The Feedback Effects of Index Rebalancing

Posted June 23, 2023 at 12:45 pm

Steve Sosnick
Interactive Brokers
SPX

Today is a huge day for those who trade index-linked products but under-the-radar for those who don’t. This is when the Russell indices rebalance.  Unlike the S&P 500 (SPX), which rebalances quarterly — most recently on last week’s quarterly expiration – and have additions and deletions on an ongoing basis, the Russell indices rebalance once a year.  Today is that day.

An article on CNBC’s website highlights many of the factors that should make today’s events relevant to ordinary investors.  According to that report, FTSE Russell estimates that over $12 trillion is indexed to Russell products.  That is far too big of a pool of money to ignore.  The effects of the indices’ reweighting have been felt for some time and could result in an unwelcome change in market leadership.

Perhaps the most familiar Russell index is the Russell 2000 (RTY), a bellwether for small stocks.  IWM is a very popular ETF that is based upon that index, and futures and options based upon that index and ETF are actively traded.  We recently wrote an entire piece devoted to RTY after a brief period of outperformance earlier this month.  We were skeptical about whether the rally was a genuine move into small cap stocks or simply traders chasing an underperformer, wondering:

It is indeed welcome to see a rally broaden, but we have to wonder whether this is simply momentum traders cashing in and attempting to move into laggards rather than a meaningful vote about smaller stock outperformance. 
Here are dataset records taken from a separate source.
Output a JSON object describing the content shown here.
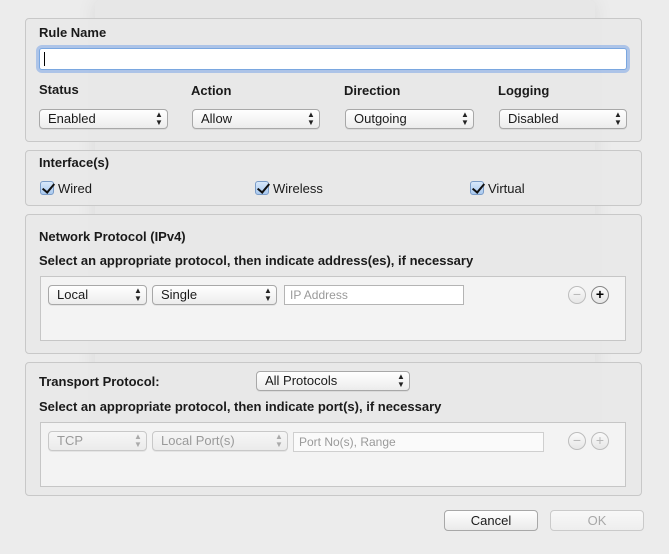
{
  "rule": {
    "name_label": "Rule Name",
    "name_value": "",
    "status_label": "Status",
    "status_value": "Enabled",
    "action_label": "Action",
    "action_value": "Allow",
    "direction_label": "Direction",
    "direction_value": "Outgoing",
    "logging_label": "Logging",
    "logging_value": "Disabled"
  },
  "interfaces": {
    "label": "Interface(s)",
    "items": [
      {
        "label": "Wired",
        "checked": true
      },
      {
        "label": "Wireless",
        "checked": true
      },
      {
        "label": "Virtual",
        "checked": true
      }
    ]
  },
  "network": {
    "title": "Network Protocol (IPv4)",
    "instruction": "Select an appropriate protocol, then indicate address(es), if necessary",
    "scope_value": "Local",
    "type_value": "Single",
    "address_placeholder": "IP Address"
  },
  "transport": {
    "label": "Transport Protocol:",
    "protocol_value": "All Protocols",
    "instruction": "Select an appropriate protocol, then indicate port(s), if necessary",
    "proto_value": "TCP",
    "port_type_value": "Local Port(s)",
    "port_placeholder": "Port No(s), Range"
  },
  "buttons": {
    "cancel": "Cancel",
    "ok": "OK"
  },
  "icons": {
    "popup_arrows": "up-down-arrows",
    "remove": "minus-circle",
    "add": "plus-circle",
    "check": "checkmark"
  }
}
In retrospect, it is quite possible that a catalyst for the early June rally was the “lock-down” period for the index reconstitution that occurred on June 6th.  Whatever the rationale, since then, SPX has largely caught up, and the two indices are moving in rough lockstep:

32-Day Chart of September Futures, RTY (red/green hourly bars), ES (blue line)
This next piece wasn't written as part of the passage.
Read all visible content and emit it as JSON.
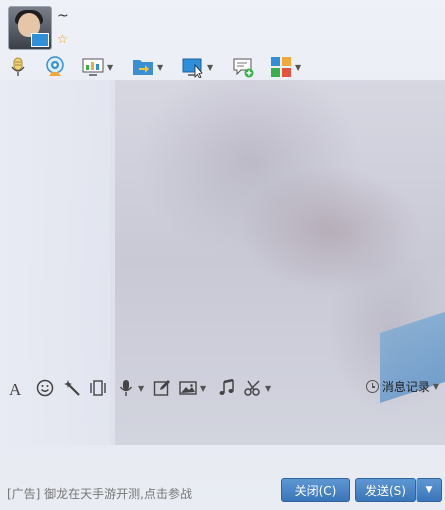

32-Day Chart of September Futures, RTY (red/green hourly bars), ES (blue line)

Source: Interactive Brokers

As well known as RTY is to ordinary investors, it is easy to forget that it is really the bottom two-thirds of the Russell 3000 index.  Indeed, there are 1,000 larger stocks that matter to the index reconstitution that is occurring today, and that offers an important consideration about feedback effects.  As the linked CNBC article notes, tech will rise to a roughly 29% weighting in the Russell 1000. 

That could prove to be a significant concern for investors who have become accustomed to mega-cap tech stock leadership over the coming weeks.  Investors who closely track index rebalancing are keenly attuned to the stocks that will likely need to be bought and sold as a result.  In the case of SPX, index changes occur relatively quickly after they are announced.  In the case of Russell, where many of the RTY constituents are thinly-traded, the process begins about two months in advance and is updated at various intervening points. 

Consider what has occurred among large-cap stocks since the end of April.  Put simply, the biggest got bigger.  The recent AI enthusiasm was a key catalyst, but one can’t ignore the fact that as these companies’ market capitalizations grew faster than their peers, the indices would need to be more heavily weighted to those leaders.  That is the feedback effect to which we referred.

And now what?  If some of the recent outperformance of mega-cap tech stocks was the result of this feedback loop, then it is reasonable to be concerned that these stocks could underperform in the ensuing days when the reweighting is behind us.  Ironically, its most notable effect would be upon the NASDAQ 100 (NDX) if that is indeed the case.

Regardless of the short-term effects, it now becomes clear that many index investors are heavily weighted in tech, regardless of whether they want to be or not.  That could be a very good thing if AI enthusiasm continues or if we see inflows into broad-based, large-cap indices.  Yet it leaves many investors unwittingly exposed to a volatile sector that has benefited from narrow market leadership.  It’s a risk that needs to be considered, even if it exists deep in the background of one’s long-term investments.